Versions:

  • 0.1.44
  • 0.1.16
  • 0.1.15
  • 0.1.14
  • 0.1.13

cogmoteGO 0.1.44, released by Ccccraz as the fifth iteration of the project, is a lightweight coordination platform written in Go that functions as an “air traffic control” layer for remote neuroscience experiments. Designed for laboratory and field deployments where multiple neural data sources, stimulus devices, and participant stations are geographically separated, the software orchestrates every phase of an experiment: automated deployment of acquisition scripts, real-time multiplexing of distributed data streams, synchronous command routing to implanted or wearable neurointerfaces, and centralized logging that closes the loop from recruitment to data archiving. Investigators use it to run concurrent EEG, fNIRS, or multi-unit recordings across several sites while maintaining microsecond-level timing accuracy, to push adaptive stimulus updates to remote cohorts without interrupting ongoing sessions, and to consolidate heterogeneous file formats into a single, timestamp-aligned dataset ready for downstream analysis. The program’s Go runtime keeps memory and CPU footprints low on edge devices, while built-in TLS and mutual authentication satisfy institutional ethics boards that demand end-to-end encryption of neural and behavioral data.
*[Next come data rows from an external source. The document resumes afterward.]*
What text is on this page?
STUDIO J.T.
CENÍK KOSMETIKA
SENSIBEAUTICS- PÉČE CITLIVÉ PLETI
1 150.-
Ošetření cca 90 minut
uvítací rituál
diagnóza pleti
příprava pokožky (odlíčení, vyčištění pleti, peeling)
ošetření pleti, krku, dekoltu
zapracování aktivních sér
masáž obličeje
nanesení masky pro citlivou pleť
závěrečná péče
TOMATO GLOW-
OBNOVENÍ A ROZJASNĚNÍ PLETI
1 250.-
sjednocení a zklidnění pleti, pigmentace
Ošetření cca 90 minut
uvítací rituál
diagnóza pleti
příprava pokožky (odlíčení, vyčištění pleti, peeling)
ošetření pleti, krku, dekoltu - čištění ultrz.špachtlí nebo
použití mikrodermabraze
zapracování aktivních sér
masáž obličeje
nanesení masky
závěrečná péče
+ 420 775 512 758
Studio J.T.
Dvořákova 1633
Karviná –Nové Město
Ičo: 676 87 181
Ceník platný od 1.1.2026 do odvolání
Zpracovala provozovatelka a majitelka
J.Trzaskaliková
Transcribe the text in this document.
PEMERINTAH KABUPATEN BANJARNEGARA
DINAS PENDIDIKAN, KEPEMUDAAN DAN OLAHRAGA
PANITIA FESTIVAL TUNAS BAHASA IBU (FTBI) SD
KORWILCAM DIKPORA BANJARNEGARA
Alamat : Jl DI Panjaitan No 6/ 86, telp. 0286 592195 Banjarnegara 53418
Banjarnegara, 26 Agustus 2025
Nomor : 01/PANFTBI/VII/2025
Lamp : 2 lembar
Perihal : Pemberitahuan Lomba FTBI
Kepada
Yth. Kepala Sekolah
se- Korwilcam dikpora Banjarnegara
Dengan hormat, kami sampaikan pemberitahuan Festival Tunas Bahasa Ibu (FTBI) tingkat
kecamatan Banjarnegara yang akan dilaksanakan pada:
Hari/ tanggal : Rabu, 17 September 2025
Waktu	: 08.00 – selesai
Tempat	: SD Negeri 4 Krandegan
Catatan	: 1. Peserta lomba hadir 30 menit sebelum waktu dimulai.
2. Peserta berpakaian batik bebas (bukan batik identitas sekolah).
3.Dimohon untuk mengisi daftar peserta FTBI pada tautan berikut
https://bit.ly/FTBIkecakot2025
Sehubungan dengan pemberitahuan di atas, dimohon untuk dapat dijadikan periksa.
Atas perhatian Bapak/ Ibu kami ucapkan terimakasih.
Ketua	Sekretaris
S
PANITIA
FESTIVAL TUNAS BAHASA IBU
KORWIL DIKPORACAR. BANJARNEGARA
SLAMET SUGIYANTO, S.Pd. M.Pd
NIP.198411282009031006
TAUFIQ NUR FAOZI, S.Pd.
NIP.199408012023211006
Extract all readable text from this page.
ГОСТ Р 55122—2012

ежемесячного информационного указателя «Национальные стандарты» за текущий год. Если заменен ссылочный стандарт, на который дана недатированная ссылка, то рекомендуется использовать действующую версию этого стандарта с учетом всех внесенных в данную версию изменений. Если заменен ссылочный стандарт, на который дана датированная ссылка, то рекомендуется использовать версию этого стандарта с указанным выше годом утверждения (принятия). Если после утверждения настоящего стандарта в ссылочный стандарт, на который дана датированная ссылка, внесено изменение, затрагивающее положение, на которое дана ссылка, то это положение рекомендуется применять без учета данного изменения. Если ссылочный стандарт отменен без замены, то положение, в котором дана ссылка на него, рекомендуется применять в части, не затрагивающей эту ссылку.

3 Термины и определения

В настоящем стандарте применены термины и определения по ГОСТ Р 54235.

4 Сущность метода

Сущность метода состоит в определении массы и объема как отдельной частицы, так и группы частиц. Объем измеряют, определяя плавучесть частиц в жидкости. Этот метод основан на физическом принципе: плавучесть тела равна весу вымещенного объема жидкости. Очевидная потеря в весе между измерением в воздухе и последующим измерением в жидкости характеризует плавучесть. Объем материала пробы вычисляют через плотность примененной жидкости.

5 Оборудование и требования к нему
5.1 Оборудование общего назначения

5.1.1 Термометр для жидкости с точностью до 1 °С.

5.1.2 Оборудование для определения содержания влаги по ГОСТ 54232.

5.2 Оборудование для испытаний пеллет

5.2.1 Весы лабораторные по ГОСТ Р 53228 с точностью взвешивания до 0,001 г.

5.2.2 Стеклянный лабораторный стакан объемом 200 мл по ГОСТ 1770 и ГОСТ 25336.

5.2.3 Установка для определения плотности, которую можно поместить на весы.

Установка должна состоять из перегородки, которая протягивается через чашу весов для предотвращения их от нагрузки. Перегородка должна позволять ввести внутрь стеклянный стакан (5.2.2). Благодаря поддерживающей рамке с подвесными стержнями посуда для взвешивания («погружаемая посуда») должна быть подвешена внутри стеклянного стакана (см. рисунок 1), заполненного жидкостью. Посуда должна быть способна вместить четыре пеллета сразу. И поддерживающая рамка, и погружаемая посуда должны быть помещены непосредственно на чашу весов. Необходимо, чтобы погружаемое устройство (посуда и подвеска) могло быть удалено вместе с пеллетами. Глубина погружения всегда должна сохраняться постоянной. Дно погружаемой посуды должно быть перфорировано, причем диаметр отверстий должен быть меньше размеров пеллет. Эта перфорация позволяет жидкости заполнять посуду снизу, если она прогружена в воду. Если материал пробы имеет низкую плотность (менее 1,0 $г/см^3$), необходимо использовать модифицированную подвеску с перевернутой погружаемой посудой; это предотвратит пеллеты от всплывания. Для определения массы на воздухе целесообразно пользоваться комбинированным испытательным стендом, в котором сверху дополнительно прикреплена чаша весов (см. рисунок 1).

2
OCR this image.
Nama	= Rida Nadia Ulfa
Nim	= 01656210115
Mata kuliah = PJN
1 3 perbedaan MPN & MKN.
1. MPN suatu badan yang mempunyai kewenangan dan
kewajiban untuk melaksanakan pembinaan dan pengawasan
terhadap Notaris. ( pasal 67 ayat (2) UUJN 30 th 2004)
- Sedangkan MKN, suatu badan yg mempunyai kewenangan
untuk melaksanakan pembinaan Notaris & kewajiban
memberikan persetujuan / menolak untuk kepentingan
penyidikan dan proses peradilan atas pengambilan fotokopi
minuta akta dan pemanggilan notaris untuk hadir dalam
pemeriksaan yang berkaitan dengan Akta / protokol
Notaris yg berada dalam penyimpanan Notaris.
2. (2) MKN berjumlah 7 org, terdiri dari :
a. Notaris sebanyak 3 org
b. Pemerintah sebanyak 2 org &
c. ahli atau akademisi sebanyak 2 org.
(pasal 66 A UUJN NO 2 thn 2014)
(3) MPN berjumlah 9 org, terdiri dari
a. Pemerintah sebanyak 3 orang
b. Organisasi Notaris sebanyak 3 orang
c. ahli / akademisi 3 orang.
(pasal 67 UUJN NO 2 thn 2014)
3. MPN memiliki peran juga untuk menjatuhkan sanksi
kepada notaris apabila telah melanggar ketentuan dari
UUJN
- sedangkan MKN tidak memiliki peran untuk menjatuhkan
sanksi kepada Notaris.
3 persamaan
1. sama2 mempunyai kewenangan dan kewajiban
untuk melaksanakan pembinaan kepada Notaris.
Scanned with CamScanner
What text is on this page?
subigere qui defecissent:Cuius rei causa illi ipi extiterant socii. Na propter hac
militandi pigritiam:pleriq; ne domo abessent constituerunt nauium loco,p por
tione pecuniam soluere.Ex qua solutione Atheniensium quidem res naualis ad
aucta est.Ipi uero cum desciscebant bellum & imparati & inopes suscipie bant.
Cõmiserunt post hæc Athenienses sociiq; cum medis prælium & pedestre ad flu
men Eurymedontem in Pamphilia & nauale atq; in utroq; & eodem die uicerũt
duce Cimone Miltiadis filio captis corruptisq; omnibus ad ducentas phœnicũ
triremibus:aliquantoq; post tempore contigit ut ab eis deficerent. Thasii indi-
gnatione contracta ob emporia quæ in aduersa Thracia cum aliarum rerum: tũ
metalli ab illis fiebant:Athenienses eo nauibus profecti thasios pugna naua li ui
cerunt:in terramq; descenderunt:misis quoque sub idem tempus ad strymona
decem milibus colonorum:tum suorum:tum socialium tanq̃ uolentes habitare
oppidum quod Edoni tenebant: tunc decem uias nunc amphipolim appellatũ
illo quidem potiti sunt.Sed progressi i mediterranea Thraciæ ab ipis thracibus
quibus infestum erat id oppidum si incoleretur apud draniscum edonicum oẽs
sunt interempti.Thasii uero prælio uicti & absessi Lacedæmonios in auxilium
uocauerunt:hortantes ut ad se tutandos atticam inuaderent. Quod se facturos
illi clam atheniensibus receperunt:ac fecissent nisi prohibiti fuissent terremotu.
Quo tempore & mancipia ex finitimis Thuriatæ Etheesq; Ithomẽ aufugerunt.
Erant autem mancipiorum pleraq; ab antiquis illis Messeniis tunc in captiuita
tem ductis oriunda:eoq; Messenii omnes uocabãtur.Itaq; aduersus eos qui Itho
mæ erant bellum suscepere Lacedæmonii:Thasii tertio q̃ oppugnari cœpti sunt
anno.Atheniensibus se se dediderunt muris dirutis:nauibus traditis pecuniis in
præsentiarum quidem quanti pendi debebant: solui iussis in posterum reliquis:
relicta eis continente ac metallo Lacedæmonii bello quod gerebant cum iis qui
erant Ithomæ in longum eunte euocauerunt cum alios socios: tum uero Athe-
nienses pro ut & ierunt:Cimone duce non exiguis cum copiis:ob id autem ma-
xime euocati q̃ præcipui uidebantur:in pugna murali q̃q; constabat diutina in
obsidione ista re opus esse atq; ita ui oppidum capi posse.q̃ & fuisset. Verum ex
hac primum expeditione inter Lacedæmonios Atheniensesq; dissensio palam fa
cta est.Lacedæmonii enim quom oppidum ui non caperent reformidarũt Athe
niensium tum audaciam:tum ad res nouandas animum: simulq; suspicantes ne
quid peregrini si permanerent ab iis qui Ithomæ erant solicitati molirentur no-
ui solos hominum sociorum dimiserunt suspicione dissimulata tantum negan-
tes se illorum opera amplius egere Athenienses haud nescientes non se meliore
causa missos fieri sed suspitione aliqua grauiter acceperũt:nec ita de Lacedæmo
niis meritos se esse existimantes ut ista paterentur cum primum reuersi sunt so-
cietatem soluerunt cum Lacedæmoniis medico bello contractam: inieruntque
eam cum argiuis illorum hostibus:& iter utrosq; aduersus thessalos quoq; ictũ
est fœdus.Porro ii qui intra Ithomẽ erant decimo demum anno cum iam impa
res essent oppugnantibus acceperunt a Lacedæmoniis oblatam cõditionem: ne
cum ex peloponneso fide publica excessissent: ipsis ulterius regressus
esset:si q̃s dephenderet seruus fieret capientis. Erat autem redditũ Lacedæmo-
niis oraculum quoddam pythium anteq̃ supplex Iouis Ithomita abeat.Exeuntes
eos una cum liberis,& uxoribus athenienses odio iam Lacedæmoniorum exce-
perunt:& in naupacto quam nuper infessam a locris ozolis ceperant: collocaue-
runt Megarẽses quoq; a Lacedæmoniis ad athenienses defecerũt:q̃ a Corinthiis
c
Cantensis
Typical scenarios include hybrid clinical trials that stream intracranial recordings from hospital theatres to cloud compute clusters, large-scale citizen-science studies that rely on consumer-grade brain–computer interface headsets, and reproducibility initiatives that require identical experiment code to be redeployed months later at different institutions. Because all configuration is declared in version-controlled YAML, laboratories can branch protocols for A/B testing or regulatory audits without touching the core engine. cogmoteGO is available for free on get.nero.com, with downloads provided via trusted Windows package sources such as winget, always delivering the latest version and supporting batch installation of multiple applications.